3. Lamininepolymerisatie met behulp van geïsoleerde glycoproteïnen

  1. Ontdooi recombinant nidogen-1 en Ln1 een nacht zachtjes op ijs in de koelkast.
  2. Meng Ln1 met nidogen-1 in een verhouding van 1:1 gew./gewicht in een celkweekmedium met behulp van eiwitarme bindingstips en -buisjes en met behulp van een steriele techniek. Gebruik pure Ln1 in celkweekmedium als controle.
  3. Als u fluorescerend gelabeld laminine gebruikt voor visualisatie, reconstitueer en voeg toe in een verhouding van 1:50 gew./gewicht (bijv. 2 μg/100 μg).
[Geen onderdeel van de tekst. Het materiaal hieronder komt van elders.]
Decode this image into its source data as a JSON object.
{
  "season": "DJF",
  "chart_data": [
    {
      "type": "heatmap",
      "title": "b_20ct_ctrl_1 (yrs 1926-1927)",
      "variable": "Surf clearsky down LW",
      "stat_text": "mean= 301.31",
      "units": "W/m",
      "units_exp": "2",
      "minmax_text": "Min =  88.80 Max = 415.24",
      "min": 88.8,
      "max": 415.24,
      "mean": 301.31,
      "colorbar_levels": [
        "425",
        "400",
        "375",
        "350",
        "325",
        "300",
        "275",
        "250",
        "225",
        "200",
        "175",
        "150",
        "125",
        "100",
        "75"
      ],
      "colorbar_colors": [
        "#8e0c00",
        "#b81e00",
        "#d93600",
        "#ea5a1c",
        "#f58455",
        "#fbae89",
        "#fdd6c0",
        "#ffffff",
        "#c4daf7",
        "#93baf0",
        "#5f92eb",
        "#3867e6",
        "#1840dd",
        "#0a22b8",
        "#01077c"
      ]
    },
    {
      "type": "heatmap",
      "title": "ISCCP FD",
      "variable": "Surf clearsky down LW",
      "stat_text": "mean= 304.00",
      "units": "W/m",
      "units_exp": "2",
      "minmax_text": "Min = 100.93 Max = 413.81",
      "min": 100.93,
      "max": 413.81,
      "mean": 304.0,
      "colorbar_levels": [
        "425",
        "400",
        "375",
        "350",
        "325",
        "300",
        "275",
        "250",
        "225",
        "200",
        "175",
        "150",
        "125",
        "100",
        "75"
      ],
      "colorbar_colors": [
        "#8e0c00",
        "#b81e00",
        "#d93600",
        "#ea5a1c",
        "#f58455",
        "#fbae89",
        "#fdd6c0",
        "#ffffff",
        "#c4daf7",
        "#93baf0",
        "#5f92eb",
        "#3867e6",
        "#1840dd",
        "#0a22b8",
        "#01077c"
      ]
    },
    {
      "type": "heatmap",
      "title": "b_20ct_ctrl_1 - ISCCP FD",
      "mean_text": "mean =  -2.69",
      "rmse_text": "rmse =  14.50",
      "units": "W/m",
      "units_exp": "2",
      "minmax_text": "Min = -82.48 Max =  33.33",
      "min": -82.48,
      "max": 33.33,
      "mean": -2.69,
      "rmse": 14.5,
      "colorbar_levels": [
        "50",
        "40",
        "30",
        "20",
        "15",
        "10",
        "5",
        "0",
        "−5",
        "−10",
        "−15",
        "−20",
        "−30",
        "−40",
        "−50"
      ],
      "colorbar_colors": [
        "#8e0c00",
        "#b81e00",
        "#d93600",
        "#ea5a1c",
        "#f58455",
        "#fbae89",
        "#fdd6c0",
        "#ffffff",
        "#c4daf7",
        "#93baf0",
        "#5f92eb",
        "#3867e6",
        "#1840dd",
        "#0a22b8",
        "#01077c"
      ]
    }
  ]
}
Meng voorzichtig door te pipetteren.
  4. Incubeer Ln1-nidogen of controleer Ln1 in een celkweekincubator bij 37 °C gedurende 30 min.
  5. Centrifugeer Ln1-nidogen-copolymeren bij 2.000 x g gedurende 30 minuten en de controle Ln1 bij 20.000 x g gedurende 30 minuten.
  6. Verwijder het supernatans voorzichtig en resuspendeer in het celkweekmedium tot een uiteindelijke concentratie van 100-800 μg totaal eiwit/ml.
  7. Onmiddellijk gebruiken om cellen te stimuleren, of overbrengen naar dekglaasjes en een nacht laten hechten bij 37 °C in bevochtigde celkweekincubatoren.
  8. Verwijder het kweekmedium van dekglaasjes, was het dekglaasje met 1x PBS en fixeer het vervolgens met 10% formaline (d.w.z. 4% formaldehyde in PBS) gedurende 15 minuten bij kamertemperatuur.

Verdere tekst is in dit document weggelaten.